7.3. The consideration of such items does not require a withholding notice. This is discussed further in Honeywell's comments on the Referral Notice, but in brief this is because the question is one of valuation rather than of set off, abatement or counterclaim. The adjudicator has been asked on certain terms to value the payment application, therefore points leading to a reduction in valuation are free to be raised.

7.4. There is one such point on which Honeywell relies. It is an omission in scope arising from the combination of the disabled refuge telephones with fire telephones for buildings 13A, 13B and 13D. This omission escaped Honeywell's attention until very recently when considering the final account. The omission was made between February and May 2007 for the three buildings and therefore well preceded payment application 15. Honeywell was therefore at liberty to reduce payment application 15 on the basis of this omission…. as an exercise in valuation therefore Honeywell requests the adjudicator to offset the omission in scope for combining telephones from any amount assessed for the increase in scope due to radial circuitry for building 13D.'

21. Honeywell then provided details of this omission defence, valuing it in the sum of £36,578.95.

22. In its Response Quartzelec responded to section 7 as follows:

'7. Again Honeywell seek to extend the jurisdiction of the Adjudicator by introducing items that are not contained within the scope of the dispute that has been referred, furthermore and due to Honeywell's failure to provide an appropriate withholding notice in detailing the issue's of contention, Quartzelec aver to any prior discussion in respect of this item (sic).

In re quoting our previous statement, it is clear that the Adjudicator's jurisdiction is confined to within the limits of the dispute referred in the Notice of Adjudication, and in reasserting the case law quoted by Honeywell [KNS v. Sindall]

There is no agreement from Quartzelec to extend the Adjudicator's jurisdiction to include the matters raised in section 7 of Honeywell's Response.

7.1. Quartzelec do not consent to the adjudicator determining his own jurisdiction and reserves the right to raise these challenges in due course.
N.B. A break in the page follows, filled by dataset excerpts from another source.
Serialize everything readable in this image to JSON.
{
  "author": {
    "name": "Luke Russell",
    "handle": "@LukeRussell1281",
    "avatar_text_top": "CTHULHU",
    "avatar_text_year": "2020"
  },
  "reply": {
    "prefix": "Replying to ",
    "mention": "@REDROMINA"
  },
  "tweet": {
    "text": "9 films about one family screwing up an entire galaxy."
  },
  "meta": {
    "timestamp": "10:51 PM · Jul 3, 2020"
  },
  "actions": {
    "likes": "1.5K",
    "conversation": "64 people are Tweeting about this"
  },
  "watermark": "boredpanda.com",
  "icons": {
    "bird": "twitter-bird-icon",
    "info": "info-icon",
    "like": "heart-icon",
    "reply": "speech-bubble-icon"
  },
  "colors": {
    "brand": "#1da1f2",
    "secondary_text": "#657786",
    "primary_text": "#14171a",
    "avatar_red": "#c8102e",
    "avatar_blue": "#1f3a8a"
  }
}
7.2. Quartzelec aver that the Adjudicator's decision is limited to those matters correctly referred to in the notice and as provided by those matters raised in section B of this document.'

The Decision

23. The adjudicator dealt with the omissions defence in paragraph 28 of his decision. What he said was as follows:

'Respondent's case

28.1. It is contended that if there is an amount due to Quartzelec in the adjudication, then Honeywell is entitled to make an abatement for an omission in the scope of the subcontract works; on the basis that the omission was notified prior to the payment notice in connection with application for payment number 15 but not given effect at that time. In support of this contention I am directed to case law.

Referring party's case

28.2. Quartzelec avers that it has not been advised of any omission or its effect on any valuation. In the event, no withholding notice has been issued. Furthermore, my attention is drawn to case law with the object of demonstrating that the introduction of the proposed abatement is out with my jurisdiction.